Later, while living in Hawaii, I was asked if I wanted some marijuana. I declined saying, “I have problems enough with alcohol. Why would I want to do drugs?” Of course, I didn’t think I was addicted to alcohol. I just thought it brought me problems.
I loved parties. I had many as I moved with my naval aviator husband to different places. In California, I made a great fondue with nearly a quart of bourbon in it, and in me. That was just before flying with my two children on a cross-country trip. I remember getting on the plane, but nothing else until the flight attendants woke me to tell me the flight was over. What had I done in the airplane with my children for those lost hours? I felt the fear and shame of that trip for many years.
There were times in Hawaii when the party was loud and raucous, when I threw a drink in the face of one of our friends just to feel the power of the act that I had seen in movies, or when I awoke under a palm tree in our back yard.
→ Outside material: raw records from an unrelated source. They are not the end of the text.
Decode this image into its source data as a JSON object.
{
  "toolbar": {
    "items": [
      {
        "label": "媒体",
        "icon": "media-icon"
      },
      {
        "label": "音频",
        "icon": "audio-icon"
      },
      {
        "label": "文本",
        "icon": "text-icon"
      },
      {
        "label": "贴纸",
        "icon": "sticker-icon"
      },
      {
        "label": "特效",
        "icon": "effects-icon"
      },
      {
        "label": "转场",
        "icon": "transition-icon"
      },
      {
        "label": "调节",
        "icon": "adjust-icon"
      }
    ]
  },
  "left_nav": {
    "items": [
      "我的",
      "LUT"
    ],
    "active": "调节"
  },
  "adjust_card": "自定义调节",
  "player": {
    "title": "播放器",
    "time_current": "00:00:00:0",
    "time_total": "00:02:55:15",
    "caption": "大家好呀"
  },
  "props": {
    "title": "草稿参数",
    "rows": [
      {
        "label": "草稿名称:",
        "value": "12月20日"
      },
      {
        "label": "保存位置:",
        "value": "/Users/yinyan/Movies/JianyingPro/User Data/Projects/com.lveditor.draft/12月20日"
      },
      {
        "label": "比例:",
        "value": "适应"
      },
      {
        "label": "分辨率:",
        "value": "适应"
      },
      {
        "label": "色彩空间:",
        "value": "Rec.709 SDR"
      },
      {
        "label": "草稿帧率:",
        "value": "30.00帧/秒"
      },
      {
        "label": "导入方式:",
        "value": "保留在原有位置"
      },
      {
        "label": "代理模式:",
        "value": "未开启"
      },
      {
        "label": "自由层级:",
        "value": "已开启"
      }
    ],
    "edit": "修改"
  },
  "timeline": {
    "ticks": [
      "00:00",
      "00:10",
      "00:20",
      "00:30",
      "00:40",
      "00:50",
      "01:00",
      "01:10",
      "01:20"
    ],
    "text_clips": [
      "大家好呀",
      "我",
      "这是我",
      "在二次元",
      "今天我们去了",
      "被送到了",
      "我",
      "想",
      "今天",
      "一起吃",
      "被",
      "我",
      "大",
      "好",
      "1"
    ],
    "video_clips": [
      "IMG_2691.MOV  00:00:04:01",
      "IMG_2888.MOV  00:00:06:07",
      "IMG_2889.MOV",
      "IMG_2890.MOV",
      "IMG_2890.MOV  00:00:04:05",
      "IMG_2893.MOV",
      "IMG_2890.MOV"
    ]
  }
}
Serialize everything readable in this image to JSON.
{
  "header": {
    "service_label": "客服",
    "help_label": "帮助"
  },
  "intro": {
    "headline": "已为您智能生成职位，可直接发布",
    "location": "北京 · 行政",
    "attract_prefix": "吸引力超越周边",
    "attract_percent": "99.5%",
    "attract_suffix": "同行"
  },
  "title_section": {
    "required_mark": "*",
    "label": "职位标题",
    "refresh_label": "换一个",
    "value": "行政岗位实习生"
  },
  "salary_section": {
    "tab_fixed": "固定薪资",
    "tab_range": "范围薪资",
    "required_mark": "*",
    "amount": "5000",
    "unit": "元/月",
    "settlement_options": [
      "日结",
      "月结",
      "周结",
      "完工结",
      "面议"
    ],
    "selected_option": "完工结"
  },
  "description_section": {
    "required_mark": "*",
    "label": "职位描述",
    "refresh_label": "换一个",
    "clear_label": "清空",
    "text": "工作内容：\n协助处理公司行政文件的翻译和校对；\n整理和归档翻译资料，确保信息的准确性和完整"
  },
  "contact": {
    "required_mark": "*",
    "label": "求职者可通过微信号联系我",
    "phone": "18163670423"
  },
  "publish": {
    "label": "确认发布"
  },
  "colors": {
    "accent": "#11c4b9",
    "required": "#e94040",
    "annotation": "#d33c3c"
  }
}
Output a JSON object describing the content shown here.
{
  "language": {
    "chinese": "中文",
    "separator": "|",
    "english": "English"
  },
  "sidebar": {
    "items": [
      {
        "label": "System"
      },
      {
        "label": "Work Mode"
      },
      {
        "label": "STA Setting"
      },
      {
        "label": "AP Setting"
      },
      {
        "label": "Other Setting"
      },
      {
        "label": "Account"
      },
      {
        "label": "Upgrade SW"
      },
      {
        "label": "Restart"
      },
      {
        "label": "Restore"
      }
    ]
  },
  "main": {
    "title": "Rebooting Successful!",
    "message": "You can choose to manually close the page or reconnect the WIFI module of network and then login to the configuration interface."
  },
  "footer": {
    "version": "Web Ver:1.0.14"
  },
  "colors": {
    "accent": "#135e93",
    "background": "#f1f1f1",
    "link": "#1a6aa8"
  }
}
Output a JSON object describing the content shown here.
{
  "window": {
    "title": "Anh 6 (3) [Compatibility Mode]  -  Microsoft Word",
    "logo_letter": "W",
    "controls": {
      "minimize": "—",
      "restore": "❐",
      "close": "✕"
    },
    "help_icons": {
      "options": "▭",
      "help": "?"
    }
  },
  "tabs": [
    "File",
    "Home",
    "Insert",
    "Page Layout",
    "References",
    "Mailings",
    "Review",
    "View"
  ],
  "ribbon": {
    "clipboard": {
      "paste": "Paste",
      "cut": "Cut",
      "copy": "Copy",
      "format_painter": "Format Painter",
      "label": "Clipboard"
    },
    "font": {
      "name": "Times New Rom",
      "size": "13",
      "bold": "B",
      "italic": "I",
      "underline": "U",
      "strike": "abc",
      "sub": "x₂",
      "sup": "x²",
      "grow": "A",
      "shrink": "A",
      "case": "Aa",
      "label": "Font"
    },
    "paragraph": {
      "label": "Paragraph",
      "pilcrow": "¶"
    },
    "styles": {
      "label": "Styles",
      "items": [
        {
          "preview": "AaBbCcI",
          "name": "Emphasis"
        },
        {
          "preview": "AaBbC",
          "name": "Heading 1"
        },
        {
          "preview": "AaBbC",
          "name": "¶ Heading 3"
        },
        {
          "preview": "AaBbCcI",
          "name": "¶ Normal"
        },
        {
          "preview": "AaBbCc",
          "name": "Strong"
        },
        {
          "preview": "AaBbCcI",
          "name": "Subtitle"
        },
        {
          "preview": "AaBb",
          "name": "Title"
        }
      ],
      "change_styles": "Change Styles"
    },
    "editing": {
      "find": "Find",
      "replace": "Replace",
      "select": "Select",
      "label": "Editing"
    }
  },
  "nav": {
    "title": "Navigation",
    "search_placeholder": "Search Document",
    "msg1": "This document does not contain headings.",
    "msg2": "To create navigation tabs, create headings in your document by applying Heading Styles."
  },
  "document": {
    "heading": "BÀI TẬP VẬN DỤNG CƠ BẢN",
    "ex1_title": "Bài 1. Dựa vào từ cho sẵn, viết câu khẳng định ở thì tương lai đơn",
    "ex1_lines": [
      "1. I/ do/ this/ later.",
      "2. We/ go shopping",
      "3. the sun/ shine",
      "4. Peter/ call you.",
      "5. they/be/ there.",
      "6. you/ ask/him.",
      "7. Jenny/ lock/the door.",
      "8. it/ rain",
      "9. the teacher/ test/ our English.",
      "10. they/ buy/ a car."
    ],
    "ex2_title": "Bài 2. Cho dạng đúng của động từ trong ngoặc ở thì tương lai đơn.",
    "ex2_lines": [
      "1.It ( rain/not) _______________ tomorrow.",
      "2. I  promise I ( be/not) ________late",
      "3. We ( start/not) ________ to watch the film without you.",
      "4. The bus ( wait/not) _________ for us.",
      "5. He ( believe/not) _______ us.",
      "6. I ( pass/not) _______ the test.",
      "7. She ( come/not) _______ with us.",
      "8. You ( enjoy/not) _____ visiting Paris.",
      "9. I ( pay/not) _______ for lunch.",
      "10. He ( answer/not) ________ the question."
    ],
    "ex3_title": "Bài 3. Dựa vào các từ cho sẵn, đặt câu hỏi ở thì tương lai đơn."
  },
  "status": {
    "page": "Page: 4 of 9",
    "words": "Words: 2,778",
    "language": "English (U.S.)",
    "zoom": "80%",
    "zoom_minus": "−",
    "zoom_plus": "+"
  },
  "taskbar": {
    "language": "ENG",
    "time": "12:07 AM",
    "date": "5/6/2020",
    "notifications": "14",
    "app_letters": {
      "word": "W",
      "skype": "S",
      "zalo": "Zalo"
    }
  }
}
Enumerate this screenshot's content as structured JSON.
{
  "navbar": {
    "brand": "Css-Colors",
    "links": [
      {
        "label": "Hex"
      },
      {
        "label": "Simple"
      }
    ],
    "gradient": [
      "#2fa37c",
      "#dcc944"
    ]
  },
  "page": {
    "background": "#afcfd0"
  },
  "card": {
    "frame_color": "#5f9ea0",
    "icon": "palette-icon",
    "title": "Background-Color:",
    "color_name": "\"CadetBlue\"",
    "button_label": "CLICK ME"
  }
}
It got worse. I left the house at night to drink and to flirt at bars in hotels where there were rooms and opportunities. My shame deepened. Still, I wasn’t addicted. I finally thought I had a problem when, in a blackout, I smashed into another car, fortunately hurting only the cars. The policeman told my furious husband that “we don’t charge women with drunken driving!” That was before MADD and the education of the masses. I was lucky. Maybe. It took another year, more misery, and a psychiatrist to tell me who I was. By that time, I was ready, willing to commit to treatment.
On May 1 this year, I celebrated 33 years of sobriety.